A good while back, I was working a project with a guy who was a bona fide 10x programmer - brilliant guy, did his PhD in slightly under three years, was way better programmer than I was, exactly the kind of guy I like to have on my team.
One of the managers and I were talking about him being a true 10x, which then got us to talking about the “plus 1” programmers - the guys which if you had on your team, it was effectively like having another developer. And of course, as there weren’t a lot of those guys, we wound up also discussing “minus 1” programmers - the guys who if you had on your team was like being a man down.
Eventually, Dave, the 10x guy, happened along and on hearing us talk a bit said that we had overlooked a case.
The “minus two” programmer. This guy is so bad that he offsets two decent programmers on your team - one of them has to correct the colossal fuckups that he makes, and one has to do enough work to keep you from moving backwards on your deliverable timeline.
That’s what you don’t want to be, the “minus two” guy.
Of course, some programmers are so bad that their number is a lot worse than “minus two”.
Bad developers nearly universally suffer from not understanding how much they don’t know, and everyone suffers for it.

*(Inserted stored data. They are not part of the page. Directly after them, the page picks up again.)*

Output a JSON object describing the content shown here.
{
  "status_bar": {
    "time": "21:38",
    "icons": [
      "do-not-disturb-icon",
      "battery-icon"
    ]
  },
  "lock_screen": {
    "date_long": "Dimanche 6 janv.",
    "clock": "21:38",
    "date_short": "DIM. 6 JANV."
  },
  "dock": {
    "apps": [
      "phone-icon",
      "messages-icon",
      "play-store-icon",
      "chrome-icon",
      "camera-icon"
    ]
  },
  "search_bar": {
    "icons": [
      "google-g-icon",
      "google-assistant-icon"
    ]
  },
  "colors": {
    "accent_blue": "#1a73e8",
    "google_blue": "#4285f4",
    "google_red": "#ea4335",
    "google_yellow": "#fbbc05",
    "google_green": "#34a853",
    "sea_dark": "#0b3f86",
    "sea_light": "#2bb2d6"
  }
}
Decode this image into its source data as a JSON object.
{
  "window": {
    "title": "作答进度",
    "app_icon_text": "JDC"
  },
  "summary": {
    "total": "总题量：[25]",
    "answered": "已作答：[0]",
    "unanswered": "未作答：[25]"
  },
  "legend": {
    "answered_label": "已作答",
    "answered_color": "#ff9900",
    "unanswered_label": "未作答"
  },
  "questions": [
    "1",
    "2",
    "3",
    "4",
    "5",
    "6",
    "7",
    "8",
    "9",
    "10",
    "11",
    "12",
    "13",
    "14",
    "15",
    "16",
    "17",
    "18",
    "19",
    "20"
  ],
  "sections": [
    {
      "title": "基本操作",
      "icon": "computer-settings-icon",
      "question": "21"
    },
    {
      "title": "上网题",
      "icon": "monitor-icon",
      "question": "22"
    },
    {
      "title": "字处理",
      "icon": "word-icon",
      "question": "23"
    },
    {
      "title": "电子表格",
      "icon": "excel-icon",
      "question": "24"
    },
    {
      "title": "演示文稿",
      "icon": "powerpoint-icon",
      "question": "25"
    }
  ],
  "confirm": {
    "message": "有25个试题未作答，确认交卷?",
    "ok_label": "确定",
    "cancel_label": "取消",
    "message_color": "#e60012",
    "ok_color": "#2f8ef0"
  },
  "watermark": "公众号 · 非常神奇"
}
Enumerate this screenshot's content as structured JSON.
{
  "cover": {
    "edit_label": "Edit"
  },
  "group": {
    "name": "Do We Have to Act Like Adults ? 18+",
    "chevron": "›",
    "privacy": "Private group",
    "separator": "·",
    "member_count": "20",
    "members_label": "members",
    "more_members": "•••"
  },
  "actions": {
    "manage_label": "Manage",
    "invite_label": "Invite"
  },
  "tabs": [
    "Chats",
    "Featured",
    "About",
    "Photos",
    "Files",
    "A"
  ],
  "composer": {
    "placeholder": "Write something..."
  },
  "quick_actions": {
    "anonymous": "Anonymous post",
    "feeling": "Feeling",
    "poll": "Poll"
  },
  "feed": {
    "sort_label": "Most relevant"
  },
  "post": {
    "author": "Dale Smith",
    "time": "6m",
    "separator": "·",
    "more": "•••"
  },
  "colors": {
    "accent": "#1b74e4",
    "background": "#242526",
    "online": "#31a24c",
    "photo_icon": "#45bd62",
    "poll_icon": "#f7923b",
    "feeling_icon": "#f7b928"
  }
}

They’re usually well on the upward slope of the “how much I think I know” curve, and in reality near absolute zero on what they do know.
There are a bunch of answers running around Quora, reddit, StackOverflow about the most outrageous comments found in source code, and in every such thread there are always a pile of comments along the lines of “don’t fuck with this section. no matter how much you think you know, it’s not possible for you to understand what’s actually going on in here, so go away. oh, and if you did fuck with it and break everything, increment this counter”
The reason that’s a meme is that it’s actually what happens, nearly 100% of the time. The bad programmer - believing they’re the hottest hot shit that’s ever been shit - has absolute certainty that they can fix anything, make everything better, faster. And they’re inevitably wrong.
Moreover, they suck the oxygen out of the room. Your best staff, who are always keen to help develop a fellow developer’s skills, spend a huge amount of time trying to “educate” them. If you’re really, really lucky, some of it takes. If you’re not…
Maybe that should have been “minus five”.